A more significant issue is money. The same summary argues that, “Implementation of food restrictions would increase program complexity and costs.” In other words, mega corporations such as Coca-Cola and PepsiCo would be none too pleased to see their soft drinks out of the food stamp market.

It’s a little tricky. SNAP receives major donations from corporations such as Wal-Mart, which donates about $2 billion per year. Wal-Mart, like many corporations, is opposed to the nutritional improvements regarding removing soda from the SNAP menu. So, lobbyists who want to refine SNAP guidelines are in danger of offending the very corporations that make the largest contributions to the program, even if the contributions provide them with a fairly convenient feedback loop of spending.

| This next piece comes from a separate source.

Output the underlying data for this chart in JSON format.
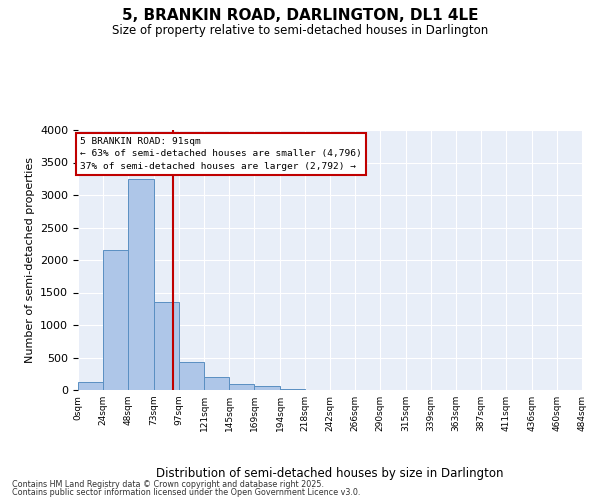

The final issue is a significant lack of research on the efficacy of the SNAP program in terms of improved diet. There is no public data on what Americans are choosing to buy with their SNAP benefits. According to the summary, “No evidence exists that food stamp participation contributes to poor diet quality or obesity.” The opposite is also true. SNAP, which has an “n” for nutrition as the second letter, has no evidence that the program improves nutrition. Without nutrition, the program would merely be called SAP.

When comparing SNAP to WIC, benefits for Women, Infants and Children, there is a clear distinction. Based on a system of vouchers, the USDA list of WIC-approved foods is lengthy and clear. Soda is definitely not on the list, nor are fruit juices with added sugar, canned vegetables with added sugar, peanut butter spreads, and even white potatoes. WIC-eligible foods must meet strict FDA nutritional guidelines, begging the question, why should approved foods for food stamps be different than for WIC? It’s certainly not unprecedented that government food programs would exclude some items for myriad reasons.

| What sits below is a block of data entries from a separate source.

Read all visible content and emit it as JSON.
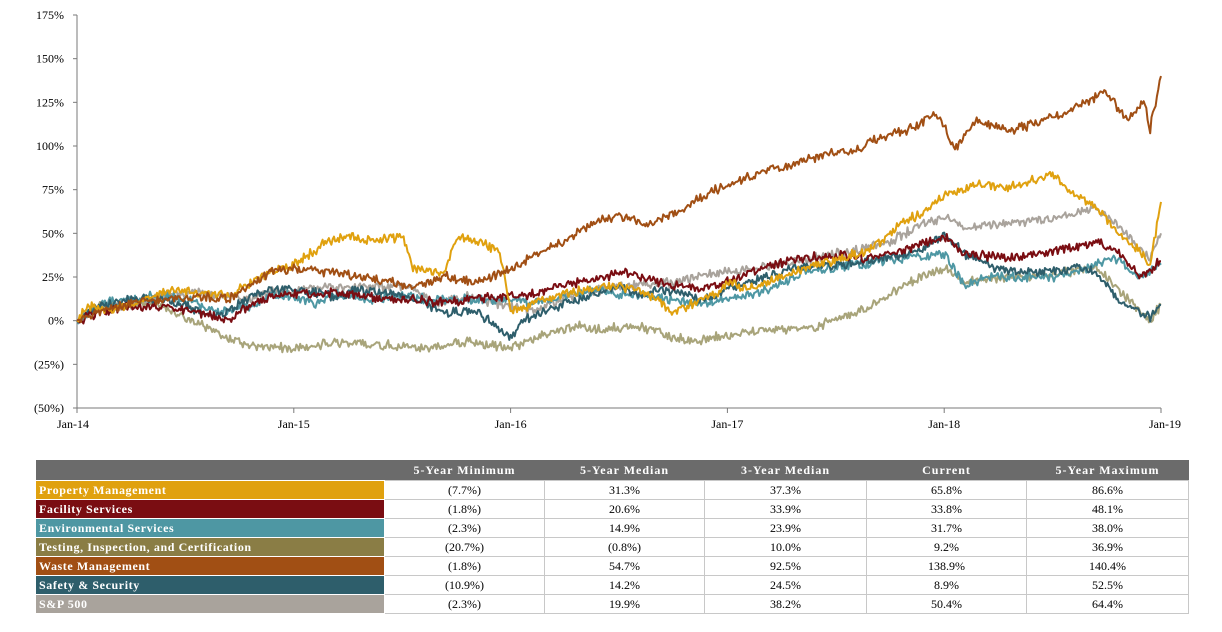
{
  "chart_data": {
    "type": "line",
    "title": "",
    "xlabel": "",
    "ylabel": "",
    "ylim": [
      -50,
      175
    ],
    "y_ticks": [
      "175%",
      "150%",
      "125%",
      "100%",
      "75%",
      "50%",
      "25%",
      "0%",
      "(25%)",
      "(50%)"
    ],
    "y_tick_values": [
      175,
      150,
      125,
      100,
      75,
      50,
      25,
      0,
      -25,
      -50
    ],
    "x_ticks": [
      "Jan-14",
      "Jan-15",
      "Jan-16",
      "Jan-17",
      "Jan-18",
      "Jan-19"
    ],
    "x_tick_values": [
      2014,
      2015,
      2016,
      2017,
      2018,
      2019
    ],
    "xlim": [
      2014,
      2019
    ],
    "grid": false,
    "legend": "table-below",
    "series": [
      {
        "name": "S&P 500",
        "color": "#a9a39c",
        "points": [
          [
            2014,
            0
          ],
          [
            2014.1,
            6
          ],
          [
            2014.25,
            9
          ],
          [
            2014.4,
            14
          ],
          [
            2014.55,
            16
          ],
          [
            2014.7,
            14
          ],
          [
            2014.8,
            12
          ],
          [
            2014.9,
            18
          ],
          [
            2015,
            16
          ],
          [
            2015.15,
            20
          ],
          [
            2015.3,
            19
          ],
          [
            2015.5,
            20
          ],
          [
            2015.6,
            16
          ],
          [
            2015.65,
            10
          ],
          [
            2015.8,
            14
          ],
          [
            2016,
            8
          ],
          [
            2016.1,
            5
          ],
          [
            2016.25,
            13
          ],
          [
            2016.5,
            20
          ],
          [
            2016.75,
            22
          ],
          [
            2016.85,
            25
          ],
          [
            2017,
            28
          ],
          [
            2017.25,
            32
          ],
          [
            2017.5,
            38
          ],
          [
            2017.75,
            45
          ],
          [
            2017.9,
            55
          ],
          [
            2018,
            60
          ],
          [
            2018.1,
            54
          ],
          [
            2018.25,
            55
          ],
          [
            2018.5,
            58
          ],
          [
            2018.7,
            64
          ],
          [
            2018.8,
            55
          ],
          [
            2018.95,
            35
          ],
          [
            2019,
            50
          ]
        ]
      },
      {
        "name": "Testing, Inspection, and Certification",
        "color": "#a8a47a",
        "points": [
          [
            2014,
            0
          ],
          [
            2014.1,
            8
          ],
          [
            2014.25,
            10
          ],
          [
            2014.4,
            8
          ],
          [
            2014.5,
            2
          ],
          [
            2014.7,
            -10
          ],
          [
            2014.8,
            -14
          ],
          [
            2015,
            -16
          ],
          [
            2015.2,
            -12
          ],
          [
            2015.4,
            -14
          ],
          [
            2015.6,
            -16
          ],
          [
            2015.8,
            -12
          ],
          [
            2016,
            -16
          ],
          [
            2016.15,
            -8
          ],
          [
            2016.3,
            -3
          ],
          [
            2016.4,
            -5
          ],
          [
            2016.6,
            -3
          ],
          [
            2016.7,
            -8
          ],
          [
            2016.85,
            -12
          ],
          [
            2017,
            -8
          ],
          [
            2017.2,
            -5
          ],
          [
            2017.4,
            -4
          ],
          [
            2017.6,
            5
          ],
          [
            2017.75,
            15
          ],
          [
            2017.9,
            26
          ],
          [
            2018,
            30
          ],
          [
            2018.1,
            22
          ],
          [
            2018.3,
            25
          ],
          [
            2018.5,
            27
          ],
          [
            2018.7,
            30
          ],
          [
            2018.85,
            12
          ],
          [
            2018.95,
            0
          ],
          [
            2019,
            9
          ]
        ]
      },
      {
        "name": "Environmental Services",
        "color": "#4e97a3",
        "points": [
          [
            2014,
            0
          ],
          [
            2014.1,
            10
          ],
          [
            2014.25,
            12
          ],
          [
            2014.4,
            15
          ],
          [
            2014.5,
            12
          ],
          [
            2014.65,
            5
          ],
          [
            2014.8,
            8
          ],
          [
            2014.9,
            15
          ],
          [
            2015,
            14
          ],
          [
            2015.1,
            10
          ],
          [
            2015.2,
            15
          ],
          [
            2015.35,
            12
          ],
          [
            2015.5,
            14
          ],
          [
            2015.65,
            12
          ],
          [
            2015.8,
            12
          ],
          [
            2016,
            12
          ],
          [
            2016.1,
            10
          ],
          [
            2016.25,
            14
          ],
          [
            2016.4,
            18
          ],
          [
            2016.5,
            15
          ],
          [
            2016.65,
            14
          ],
          [
            2016.75,
            12
          ],
          [
            2016.85,
            10
          ],
          [
            2017,
            12
          ],
          [
            2017.2,
            18
          ],
          [
            2017.35,
            28
          ],
          [
            2017.5,
            30
          ],
          [
            2017.65,
            33
          ],
          [
            2017.8,
            36
          ],
          [
            2018,
            38
          ],
          [
            2018.1,
            20
          ],
          [
            2018.2,
            25
          ],
          [
            2018.5,
            25
          ],
          [
            2018.65,
            30
          ],
          [
            2018.8,
            36
          ],
          [
            2018.9,
            25
          ],
          [
            2019,
            32
          ]
        ]
      },
      {
        "name": "Safety & Security",
        "color": "#2e5e6b",
        "points": [
          [
            2014,
            0
          ],
          [
            2014.1,
            8
          ],
          [
            2014.25,
            12
          ],
          [
            2014.4,
            12
          ],
          [
            2014.5,
            8
          ],
          [
            2014.65,
            2
          ],
          [
            2014.75,
            10
          ],
          [
            2014.85,
            17
          ],
          [
            2015,
            18
          ],
          [
            2015.2,
            14
          ],
          [
            2015.3,
            18
          ],
          [
            2015.4,
            16
          ],
          [
            2015.5,
            15
          ],
          [
            2015.6,
            10
          ],
          [
            2015.7,
            5
          ],
          [
            2015.85,
            5
          ],
          [
            2016,
            -10
          ],
          [
            2016.05,
            0
          ],
          [
            2016.15,
            5
          ],
          [
            2016.25,
            10
          ],
          [
            2016.4,
            15
          ],
          [
            2016.5,
            20
          ],
          [
            2016.6,
            14
          ],
          [
            2016.7,
            18
          ],
          [
            2016.8,
            15
          ],
          [
            2016.9,
            12
          ],
          [
            2017,
            18
          ],
          [
            2017.15,
            24
          ],
          [
            2017.3,
            30
          ],
          [
            2017.5,
            32
          ],
          [
            2017.7,
            35
          ],
          [
            2017.9,
            40
          ],
          [
            2018,
            50
          ],
          [
            2018.1,
            38
          ],
          [
            2018.25,
            30
          ],
          [
            2018.4,
            28
          ],
          [
            2018.6,
            30
          ],
          [
            2018.7,
            28
          ],
          [
            2018.8,
            12
          ],
          [
            2018.9,
            5
          ],
          [
            2018.95,
            2
          ],
          [
            2019,
            9
          ]
        ]
      },
      {
        "name": "Facility Services",
        "color": "#7a0d12",
        "points": [
          [
            2014,
            0
          ],
          [
            2014.1,
            5
          ],
          [
            2014.25,
            8
          ],
          [
            2014.4,
            8
          ],
          [
            2014.55,
            5
          ],
          [
            2014.7,
            0
          ],
          [
            2014.8,
            10
          ],
          [
            2014.9,
            14
          ],
          [
            2015,
            15
          ],
          [
            2015.2,
            16
          ],
          [
            2015.3,
            15
          ],
          [
            2015.4,
            13
          ],
          [
            2015.55,
            12
          ],
          [
            2015.7,
            10
          ],
          [
            2015.8,
            12
          ],
          [
            2016,
            14
          ],
          [
            2016.1,
            15
          ],
          [
            2016.2,
            20
          ],
          [
            2016.35,
            22
          ],
          [
            2016.5,
            28
          ],
          [
            2016.6,
            25
          ],
          [
            2016.7,
            22
          ],
          [
            2016.85,
            18
          ],
          [
            2017,
            22
          ],
          [
            2017.15,
            30
          ],
          [
            2017.3,
            35
          ],
          [
            2017.5,
            38
          ],
          [
            2017.65,
            35
          ],
          [
            2017.8,
            40
          ],
          [
            2018,
            48
          ],
          [
            2018.1,
            38
          ],
          [
            2018.3,
            36
          ],
          [
            2018.5,
            40
          ],
          [
            2018.7,
            45
          ],
          [
            2018.8,
            40
          ],
          [
            2018.9,
            25
          ],
          [
            2019,
            34
          ]
        ]
      },
      {
        "name": "Property Management",
        "color": "#e0a10f",
        "points": [
          [
            2014,
            0
          ],
          [
            2014.05,
            8
          ],
          [
            2014.15,
            6
          ],
          [
            2014.3,
            12
          ],
          [
            2014.45,
            18
          ],
          [
            2014.55,
            16
          ],
          [
            2014.7,
            14
          ],
          [
            2014.8,
            22
          ],
          [
            2014.9,
            28
          ],
          [
            2015,
            32
          ],
          [
            2015.15,
            45
          ],
          [
            2015.25,
            48
          ],
          [
            2015.4,
            46
          ],
          [
            2015.5,
            48
          ],
          [
            2015.55,
            30
          ],
          [
            2015.7,
            28
          ],
          [
            2015.75,
            48
          ],
          [
            2015.85,
            45
          ],
          [
            2015.95,
            40
          ],
          [
            2016,
            5
          ],
          [
            2016.1,
            10
          ],
          [
            2016.2,
            14
          ],
          [
            2016.35,
            18
          ],
          [
            2016.5,
            20
          ],
          [
            2016.6,
            18
          ],
          [
            2016.75,
            5
          ],
          [
            2016.85,
            10
          ],
          [
            2016.95,
            15
          ],
          [
            2017,
            22
          ],
          [
            2017.1,
            18
          ],
          [
            2017.25,
            25
          ],
          [
            2017.35,
            30
          ],
          [
            2017.5,
            35
          ],
          [
            2017.65,
            40
          ],
          [
            2017.8,
            55
          ],
          [
            2017.9,
            62
          ],
          [
            2018,
            72
          ],
          [
            2018.15,
            78
          ],
          [
            2018.3,
            76
          ],
          [
            2018.4,
            80
          ],
          [
            2018.5,
            84
          ],
          [
            2018.6,
            72
          ],
          [
            2018.7,
            65
          ],
          [
            2018.8,
            50
          ],
          [
            2018.9,
            40
          ],
          [
            2018.95,
            32
          ],
          [
            2019,
            68
          ]
        ]
      },
      {
        "name": "Waste Management",
        "color": "#a14f14",
        "points": [
          [
            2014,
            0
          ],
          [
            2014.1,
            5
          ],
          [
            2014.25,
            10
          ],
          [
            2014.4,
            12
          ],
          [
            2014.55,
            14
          ],
          [
            2014.7,
            12
          ],
          [
            2014.8,
            20
          ],
          [
            2014.9,
            28
          ],
          [
            2015,
            30
          ],
          [
            2015.15,
            28
          ],
          [
            2015.3,
            25
          ],
          [
            2015.45,
            22
          ],
          [
            2015.55,
            20
          ],
          [
            2015.7,
            25
          ],
          [
            2015.85,
            22
          ],
          [
            2016,
            30
          ],
          [
            2016.15,
            40
          ],
          [
            2016.25,
            45
          ],
          [
            2016.4,
            58
          ],
          [
            2016.5,
            60
          ],
          [
            2016.65,
            55
          ],
          [
            2016.8,
            65
          ],
          [
            2016.95,
            75
          ],
          [
            2017,
            78
          ],
          [
            2017.15,
            85
          ],
          [
            2017.3,
            90
          ],
          [
            2017.45,
            95
          ],
          [
            2017.6,
            98
          ],
          [
            2017.7,
            105
          ],
          [
            2017.85,
            110
          ],
          [
            2017.95,
            118
          ],
          [
            2018,
            112
          ],
          [
            2018.05,
            98
          ],
          [
            2018.15,
            115
          ],
          [
            2018.3,
            108
          ],
          [
            2018.45,
            115
          ],
          [
            2018.55,
            118
          ],
          [
            2018.65,
            125
          ],
          [
            2018.75,
            130
          ],
          [
            2018.85,
            115
          ],
          [
            2018.92,
            126
          ],
          [
            2018.95,
            110
          ],
          [
            2019,
            140
          ]
        ]
      }
    ]
  },
  "table": {
    "headers": [
      "5-Year Minimum",
      "5-Year Median",
      "3-Year Median",
      "Current",
      "5-Year Maximum"
    ],
    "rows": [
      {
        "label": "Property Management",
        "color": "#e0a10f",
        "values": [
          "(7.7%)",
          "31.3%",
          "37.3%",
          "65.8%",
          "86.6%"
        ]
      },
      {
        "label": "Facility Services",
        "color": "#7a0d12",
        "values": [
          "(1.8%)",
          "20.6%",
          "33.9%",
          "33.8%",
          "48.1%"
        ]
      },
      {
        "label": "Environmental Services",
        "color": "#4e97a3",
        "values": [
          "(2.3%)",
          "14.9%",
          "23.9%",
          "31.7%",
          "38.0%"
        ]
      },
      {
        "label": "Testing, Inspection, and Certification",
        "color": "#8a7d45",
        "values": [
          "(20.7%)",
          "(0.8%)",
          "10.0%",
          "9.2%",
          "36.9%"
        ]
      },
      {
        "label": "Waste Management",
        "color": "#a14f14",
        "values": [
          "(1.8%)",
          "54.7%",
          "92.5%",
          "138.9%",
          "140.4%"
        ]
      },
      {
        "label": "Safety & Security",
        "color": "#2e5e6b",
        "values": [
          "(10.9%)",
          "14.2%",
          "24.5%",
          "8.9%",
          "52.5%"
        ]
      },
      {
        "label": "S&P 500",
        "color": "#a9a39c",
        "values": [
          "(2.3%)",
          "19.9%",
          "38.2%",
          "50.4%",
          "64.4%"
        ]
      }
    ]
  }
}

If SNAP is to succeed in the face of major funding cuts, what we need are more studies, clearer FDA standards for defining the healthfulness of foods, more incentives for buying fresh foods, and more nutrition and cooking classes for low-income Americans. Another positive movement focuses on CSA farms (Community Supported Agriculture) to accept food stamps. This ensures that low-income families have access to organic produce and supports our local farmers.